≡ Menu

Quotation of the Day…

… is from page 2 of Carlo Lottieri’s “Introduction” to the 2009 collection of some essays by the late, brilliant Bruno Leoni, entitled Law, Liberty and the Competitive Market (Carlo Lottieri, ed.) (footnote deleted; original emphasis):

Economics offered to [Bruno] Leoni a key to understand how a large society works, and how by its autonomous dynamism it can produce relations, rules, languages, and so on. Studying the market economy, he perceives the opposition between spontaneous order and planning, and in this way he understands how such a contrast is significant even for the origins of the legal norms. Leoni’s idea of a law able to protect individual liberty has its roots in the market – i.e., in the firm conviction that only by overcoming the political monopoly that has dominated the modern age (the state) is it possible to rediscover the law, entrusting it with its most authentic function.

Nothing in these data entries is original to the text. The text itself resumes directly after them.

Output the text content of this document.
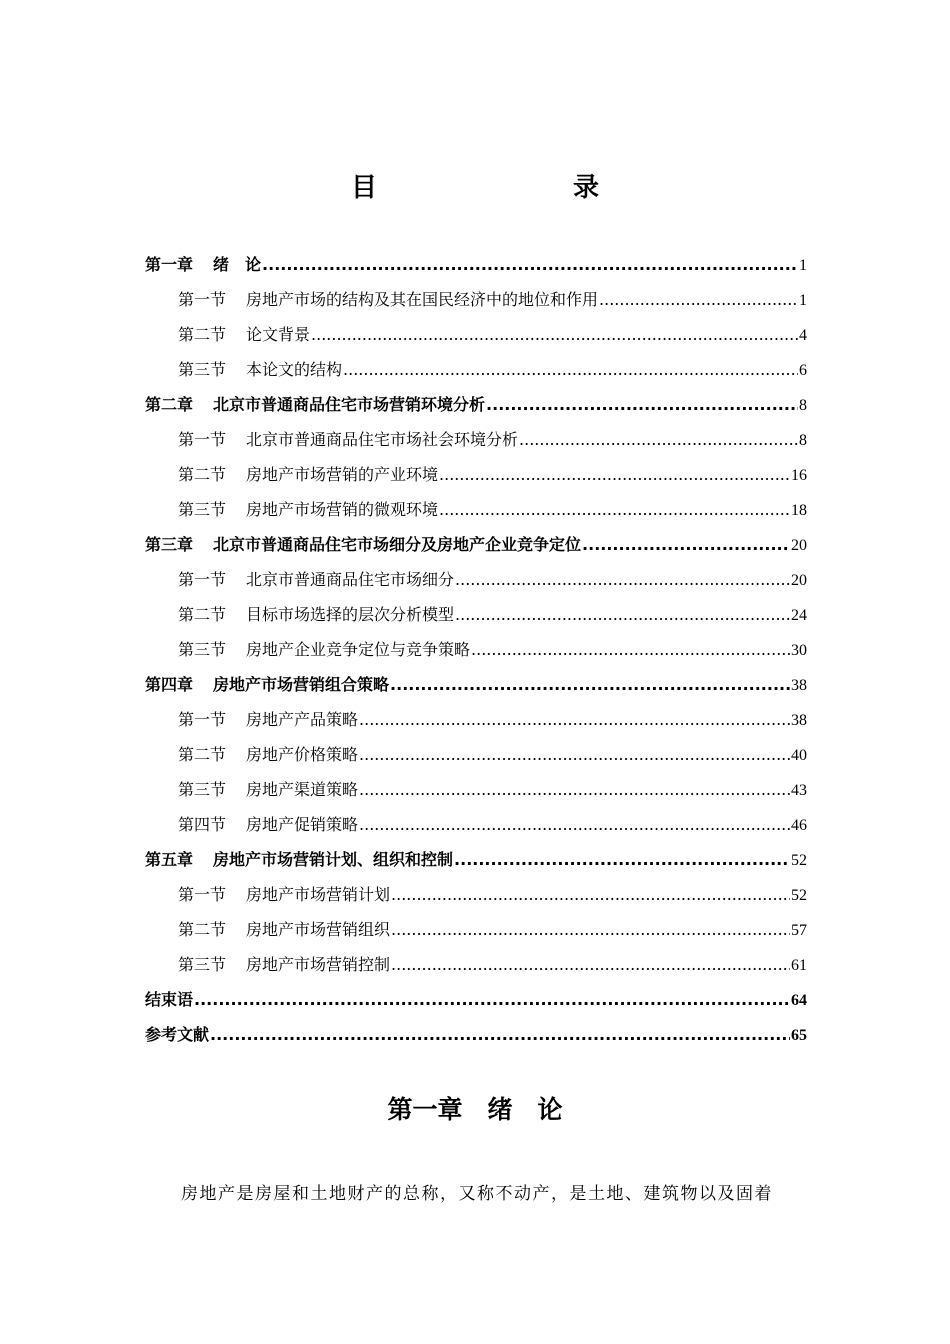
目　　录
第一章 绪　论 .....	1
第一节 房地产市场的结构及其在国民经济中的地位和作用 .....	1
第二节 论文背景 .....	4
第三节 本论文的结构 .....	6
第二章 北京市普通商品住宅市场营销环境分析 .....	8
第一节 北京市普通商品住宅市场社会环境分析 .....	8
第二节 房地产市场营销的产业环境 .....	16
第三节 房地产市场营销的微观环境 .....	18
第三章 北京市普通商品住宅市场细分及房地产企业竞争定位 .....	20
第一节 北京市普通商品住宅市场细分 .....	20
第二节 目标市场选择的层次分析模型 .....	24
第三节 房地产企业竞争定位与竞争策略 .....	30
第四章 房地产市场营销组合策略 .....	38
第一节 房地产产品策略 .....	38
第二节 房地产价格策略 .....	40
第三节 房地产渠道策略 .....	43
第四节 房地产促销策略 .....	46
第五章 房地产市场营销计划、组织和控制 .....	52
第一节 房地产市场营销计划 .....	52
第二节 房地产市场营销组织 .....	57
第三节 房地产市场营销控制 .....	61
结束语 .....	64
参考文献 .....	65
第一章　绪　论
房地产是房屋和土地财产的总称，又称不动产，是土地、建筑物以及固着
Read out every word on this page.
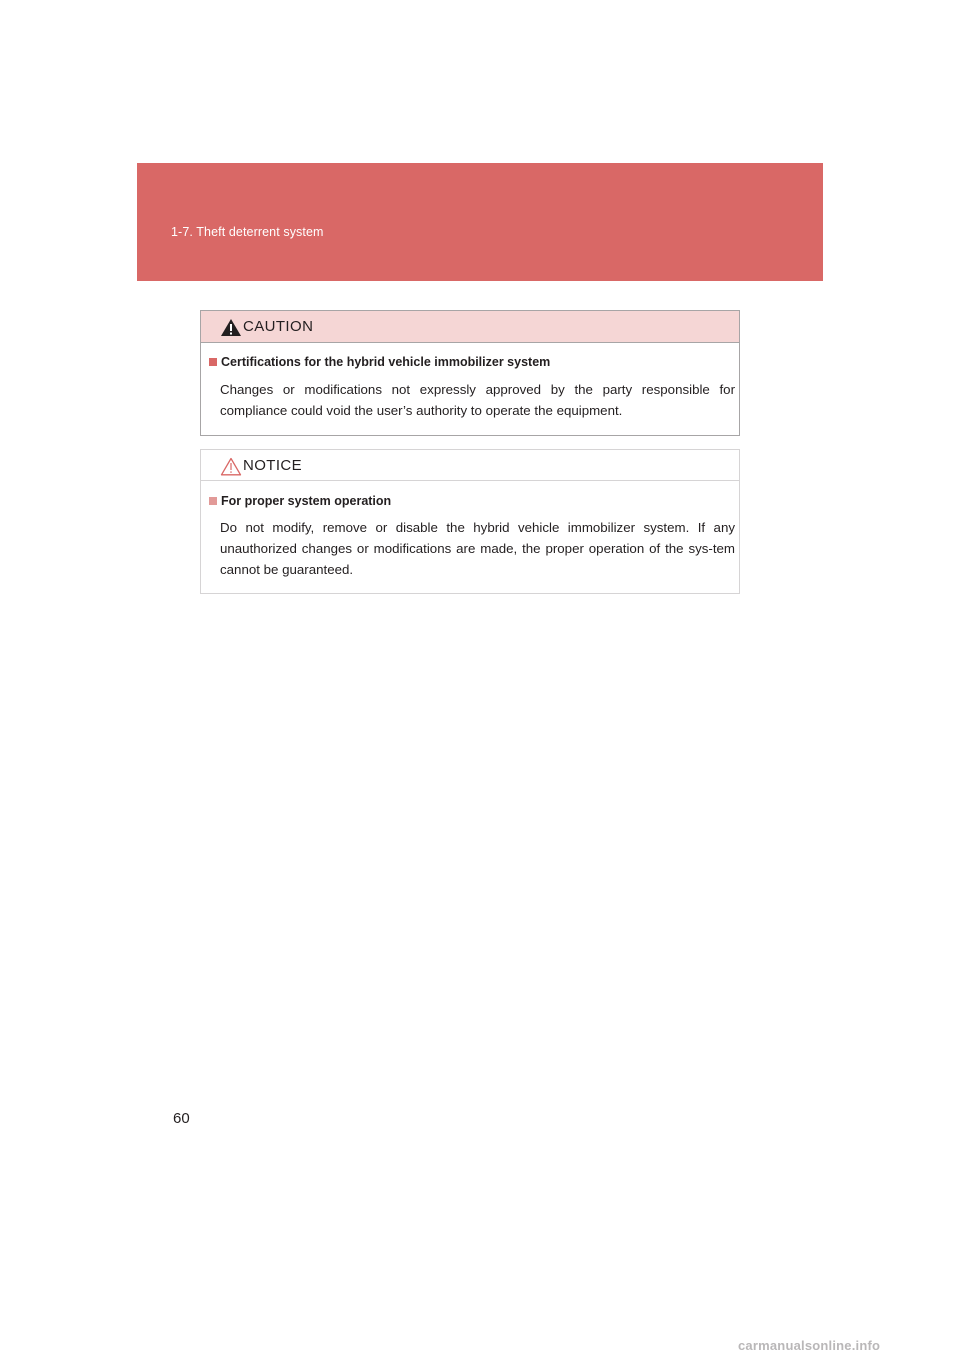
1-7. Theft deterrent system
CAUTION
Certifications for the hybrid vehicle immobilizer system
Changes or modifications not expressly approved by the party responsible for compliance could void the user’s authority to operate the equipment.
NOTICE
For proper system operation
Do not modify, remove or disable the hybrid vehicle immobilizer system. If any unauthorized changes or modifications are made, the proper operation of the sys-tem cannot be guaranteed.
60
carmanualsonline.info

DBx: Most people today believe that “law” and “legislation” are synonyms for each other, and that the phenomena to which each refers are commands issued by the state – commands issued to determine the behaviors of individuals most of whom are either inert blobs or self-destructive fools, and the rest of whom are predators. The fact that regularly observed rules of behavior – laws – emerge spontaneously among individuals going about their daily affairs is unknown to most people. The common but incorrect notion today is that society is engineered by the state through the “laws” that it issues. The uncommon but correct understanding is that the state is incapable of making laws; it can make only legislation. And whatever you think of the state’s record of legislating, you fall into error if you believe that the state makes law.